Parlano di cose che sanno, ma che non dicono alla chiacchiera. E che cosa sanno? Sanno che nell’amore e nella morte dell’uomo c’è sempre un’ingiustizia, per le inadempienze di cui siamo responsabili, per le impotenze alle quali siamo vulnerabili. Nel silenzio, l’amore e la morte dell’uomo sanno di meritare infinitamente più rispetto di quanto la chiacchiera che li avvolge non riconosca. Sanno che chi non ha rispetto per la morte, non ne ha per l’amore. E viceversa. E sanno infine – perfettamente, anche se non sanno come dirlo – che queste sono faccende le quali, da ultimo, si devono regolare fra noi e Dio, e nessun altro: nell’incantamento e nello struggimento di un colloquio che taglia fuori la chiacchiera.

«Non moltiplicate le parole, come fanno i pagani», ha detto Gesù (Mt 6,7). Nell’epoca della comunicazione totale, si va formando persino un’assuefazione alla chiacchiera religiosa. «Bisogna comunicare»: ognuno chiede parole sempre nuove per farlo, quasi nessuno chiede silenzio per renderlo possibile. L’assuefazione ad abitare la chiacchiera – a “esserci”, come lo chiamiamo ormai, senza falsi pudori – consuma le potenze dell’anima, la cui eloquenza si sprigiona solo nel silenzio. Non sappiamo più discernere i silenzi. Rimaniamo muti quando il silenzio dell’abbandono si aspetta una parola che rianima. Diventiamo parolai della consolazione a buon mercato quando non sappiamo come riempirlo.

L’invito di questo numero, che parla di luoghi del silenzio, va preso alla lettera, e non come semplice metafora. Una tradizione antichissima del silenzio spirituale di Dio, che il cristianesimo ha prodigiosamente saputo intrecciare con l’inedito carnale della Parola di Dio, ci invita a considerare con meno superficialità la funzione cruciale dei luoghi “edificabili” del silenzio. Non per caso sono anche luoghi della contemplazione, della musica, del rito, dell’iniziazione al mistero e dell’attesa del suo compimento. Tutte figure che si illuminano solo nella profondità del silenzio che le avvolge e le vivifica.
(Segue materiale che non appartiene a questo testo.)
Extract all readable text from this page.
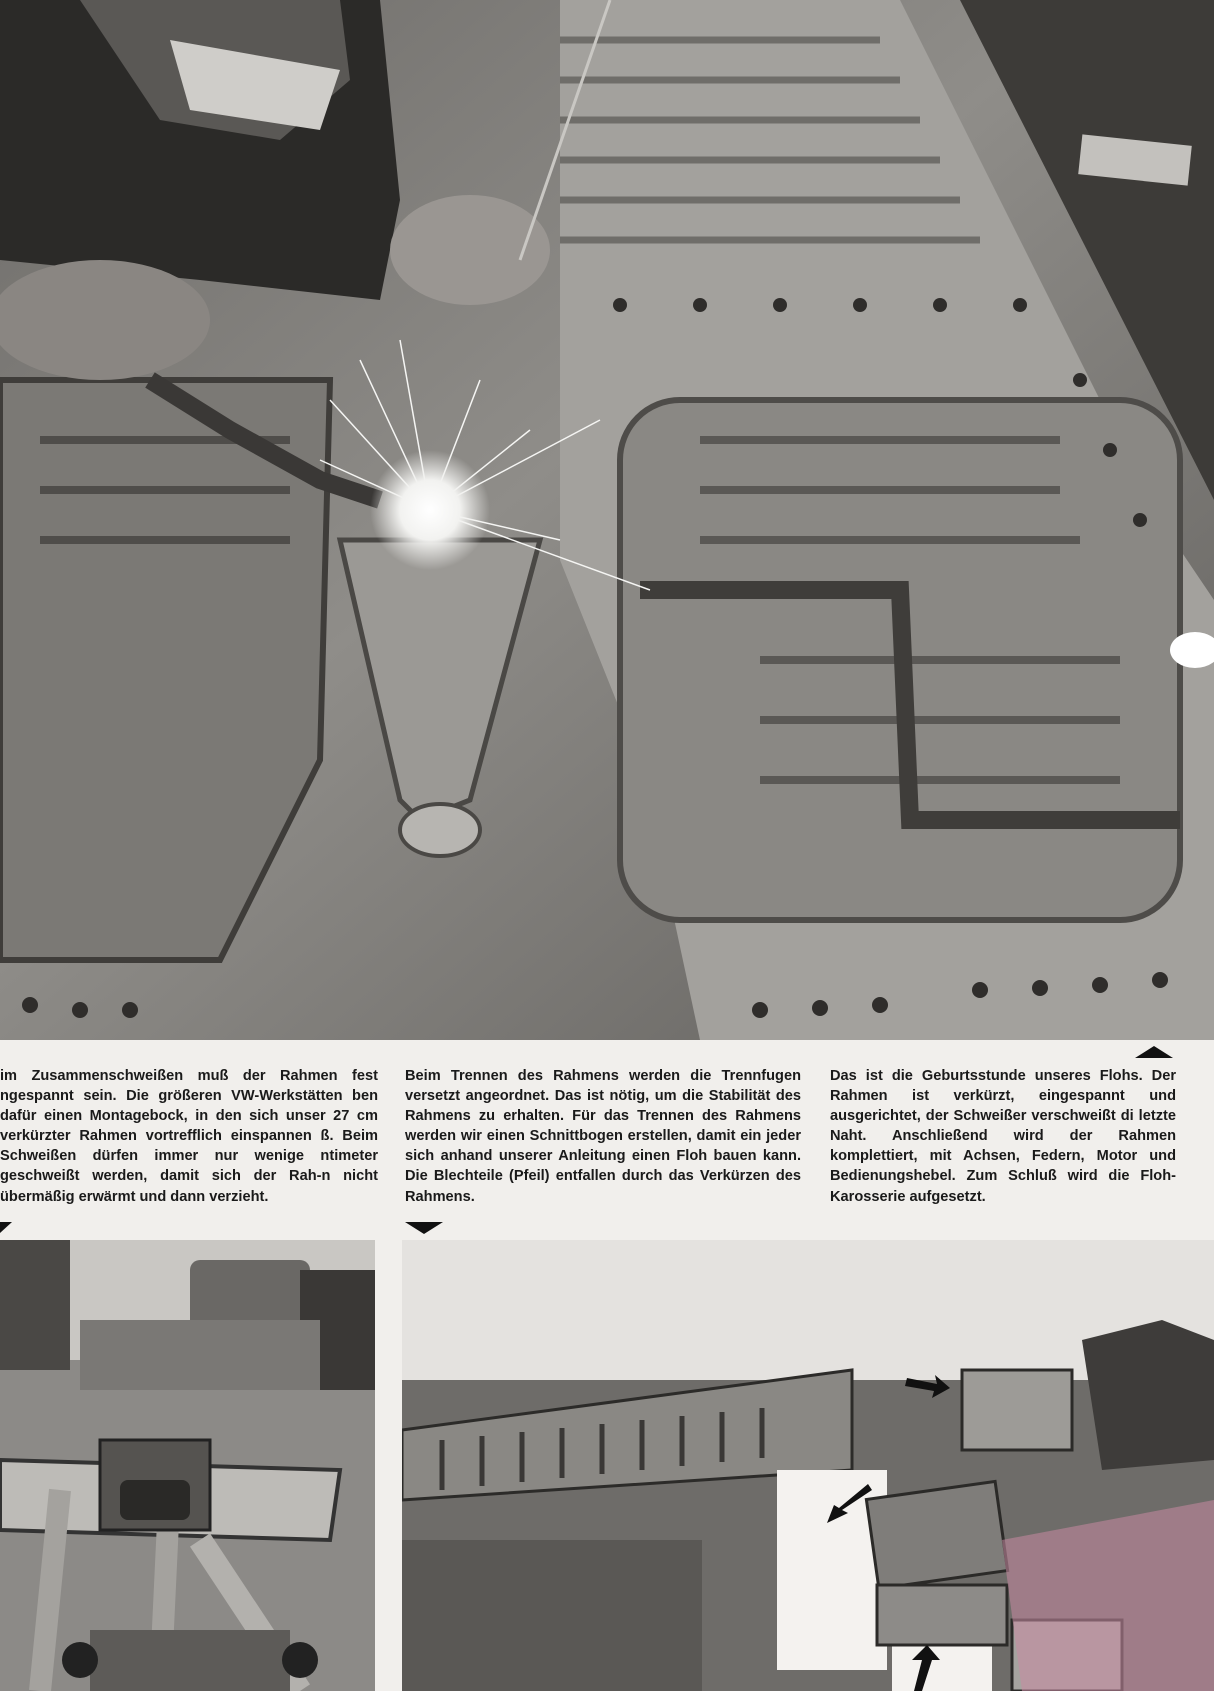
im Zusammenschweißen muß der Rahmen fest ngespannt sein. Die größeren VW-Werkstätten ben dafür einen Montagebock, in den sich unser 27 cm verkürzter Rahmen vortrefflich einspannen ß. Beim Schweißen dürfen immer nur wenige ntimeter geschweißt werden, damit sich der Rah-n nicht übermäßig erwärmt und dann verzieht.

Beim Trennen des Rahmens werden die Trennfugen versetzt angeordnet. Das ist nötig, um die Stabilität des Rahmens zu erhalten. Für das Trennen des Rahmens werden wir einen Schnittbogen erstellen, damit ein jeder sich anhand unserer Anleitung einen Floh bauen kann. Die Blechteile (Pfeil) entfallen durch das Verkürzen des Rahmens.

Das ist die Geburtsstunde unseres Flohs. Der Rahmen ist verkürzt, eingespannt und ausgerichtet, der Schweißer verschweißt di letzte Naht. Anschließend wird der Rahmen komplettiert, mit Achsen, Federn, Motor und Bedienungshebel. Zum Schluß wird die Floh-Karosserie aufgesetzt.
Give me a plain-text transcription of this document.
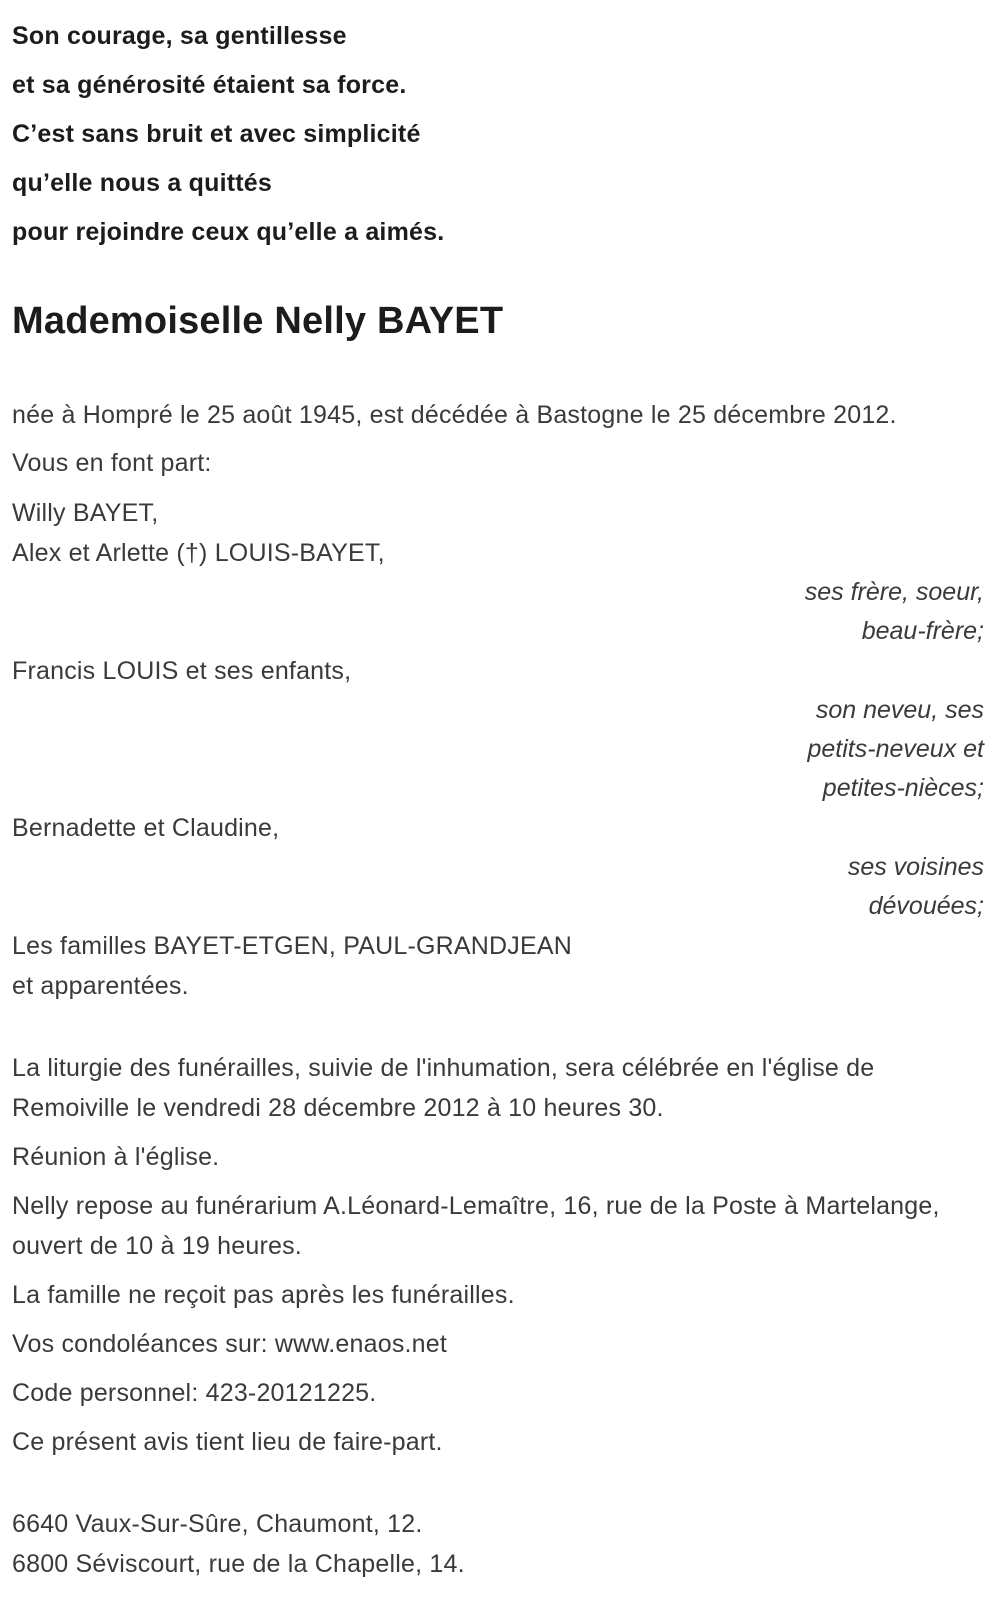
Son courage, sa gentillesse

et sa générosité étaient sa force.

C’est sans bruit et avec simplicité

qu’elle nous a quittés

pour rejoindre ceux qu’elle a aimés.

Mademoiselle Nelly BAYET

née à Hompré le 25 août 1945, est décédée à Bastogne le 25 décembre 2012.

Vous en font part:

Willy BAYET,

Alex et Arlette (†) LOUIS-BAYET,

ses frère, soeur,

beau-frère;

Francis LOUIS et ses enfants,

son neveu, ses

petits-neveux et

petites-nièces;

Bernadette et Claudine,

ses voisines

dévouées;

Les familles BAYET-ETGEN, PAUL-GRANDJEAN

et apparentées.

La liturgie des funérailles, suivie de l'inhumation, sera célébrée en l'église de Remoiville le vendredi 28 décembre 2012 à 10 heures 30.

Réunion à l'église.

Nelly repose au funérarium A.Léonard-Lemaître, 16, rue de la Poste à Martelange, ouvert de 10 à 19 heures.

La famille ne reçoit pas après les funérailles.

Vos condoléances sur: www.enaos.net

Code personnel: 423-20121225.

Ce présent avis tient lieu de faire-part.

6640 Vaux-Sur-Sûre, Chaumont, 12.

6800 Séviscourt, rue de la Chapelle, 14.
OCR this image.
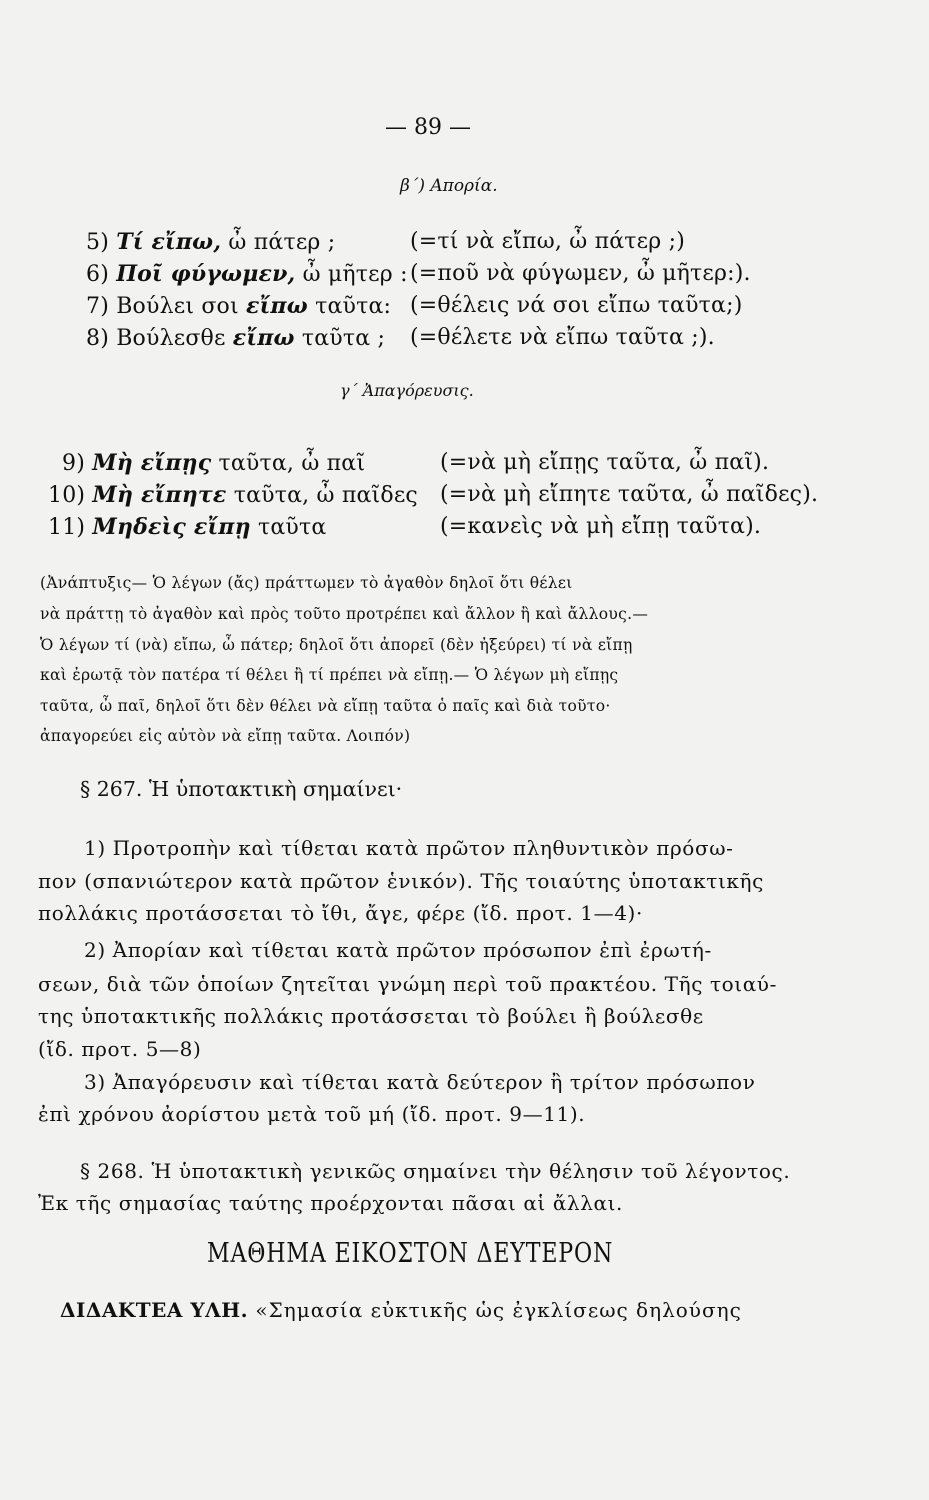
— 89 —
β΄) Απορία.
5) Τί εἴπω, ὦ πάτερ ;	(=τί νὰ εἴπω, ὦ πάτερ ;)
6) Ποῖ φύγωμεν, ὦ μῆτερ : (=ποῦ νὰ φύγωμεν, ὦ μῆτερ:).
7) Βούλει σοι εἴπω ταῦτα: (=θέλεις νά σοι εἴπω ταῦτα;)
8) Βούλεσθε εἴπω ταῦτα ; (=θέλετε νὰ εἴπω ταῦτα ;).
γ΄ Ἀπαγόρευσις.
9) Μὴ εἴπῃς ταῦτα, ὦ παῖ	(=νὰ μὴ εἴπῃς ταῦτα, ὦ παῖ).
10) Μὴ εἴπητε ταῦτα, ὦ παῖδες (=νὰ μὴ εἴπητε ταῦτα, ὦ παῖδες).
11) Μηδεὶς εἴπῃ ταῦτα	(=κανεὶς νὰ μὴ εἴπῃ ταῦτα).
(Ἀνάπτυξις— Ὁ λέγων (ἄς) πράττωμεν τὸ ἀγαθὸν δηλοῖ ὅτι θέλει
νὰ πράττῃ τὸ ἀγαθὸν καὶ πρὸς τοῦτο προτρέπει καὶ ἄλλον ἢ καὶ ἄλλους.—
Ὁ λέγων τί (νὰ) εἴπω, ὦ πάτερ; δηλοῖ ὅτι ἀπορεῖ (δὲν ἠξεύρει) τί νὰ εἴπῃ
καὶ ἐρωτᾷ τὸν πατέρα τί θέλει ἢ τί πρέπει νὰ εἴπῃ.— Ὁ λέγων μὴ εἴπῃς
ταῦτα, ὦ παῖ, δηλοῖ ὅτι δὲν θέλει νὰ εἴπῃ ταῦτα ὁ παῖς καὶ διὰ τοῦτο·
ἀπαγορεύει εἰς αὐτὸν νὰ εἴπῃ ταῦτα. Λοιπόν)
§ 267. Ἡ ὑποτακτικὴ σημαίνει·
1) Προτροπὴν καὶ τίθεται κατὰ πρῶτον πληθυντικὸν πρόσω-
πον (σπανιώτερον κατὰ πρῶτον ἑνικόν). Τῆς τοιαύτης ὑποτακτικῆς
πολλάκις προτάσσεται τὸ ἴθι, ἄγε, φέρε (ἴδ. προτ. 1—4)·
2) Ἀπορίαν καὶ τίθεται κατὰ πρῶτον πρόσωπον ἐπὶ ἐρωτή-
σεων, διὰ τῶν ὁποίων ζητεῖται γνώμη περὶ τοῦ πρακτέου. Τῆς τοιαύ-
της ὑποτακτικῆς πολλάκις προτάσσεται τὸ βούλει ἢ βούλεσθε
(ἴδ. προτ. 5—8)
3) Ἀπαγόρευσιν καὶ τίθεται κατὰ δεύτερον ἢ τρίτον πρόσωπον
ἐπὶ χρόνου ἀορίστου μετὰ τοῦ μή (ἴδ. προτ. 9—11).
§ 268. Ἡ ὑποτακτικὴ γενικῶς σημαίνει τὴν θέλησιν τοῦ λέγοντος.
Ἐκ τῆς σημασίας ταύτης προέρχονται πᾶσαι αἱ ἄλλαι.
ΜΑΘΗΜΑ ΕΙΚΟΣΤΟΝ ΔΕΥΤΕΡΟΝ
ΔΙΔΑΚΤΕΑ ΥΛΗ. «Σημασία εὐκτικῆς ὡς ἐγκλίσεως δηλούσης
Il silenzio che offrono all’anima, perché ritrovi il suo fondo, non è mutismo né autismo. E, per dirvela tutta, penso che nelle nostre città secolari e cablate non sarebbe affatto male se il nucleo dell’edificio-chiesa – proprio come corpo edificato all’interno della comunità cristiana – ritrovasse la forza di questo segno forte, che ormai manca dovunque. L’happening, l’animazione, il dialogo e lo scambio comunitario abbiano i loro luoghi. Una casa della preghiera per tutti i popoli è una casa del silenzio di Dio. Ossia della sua Parola e della sua Presenza, che ci libera dalla chiacchiera e ci guarisce dal suo svuotamento.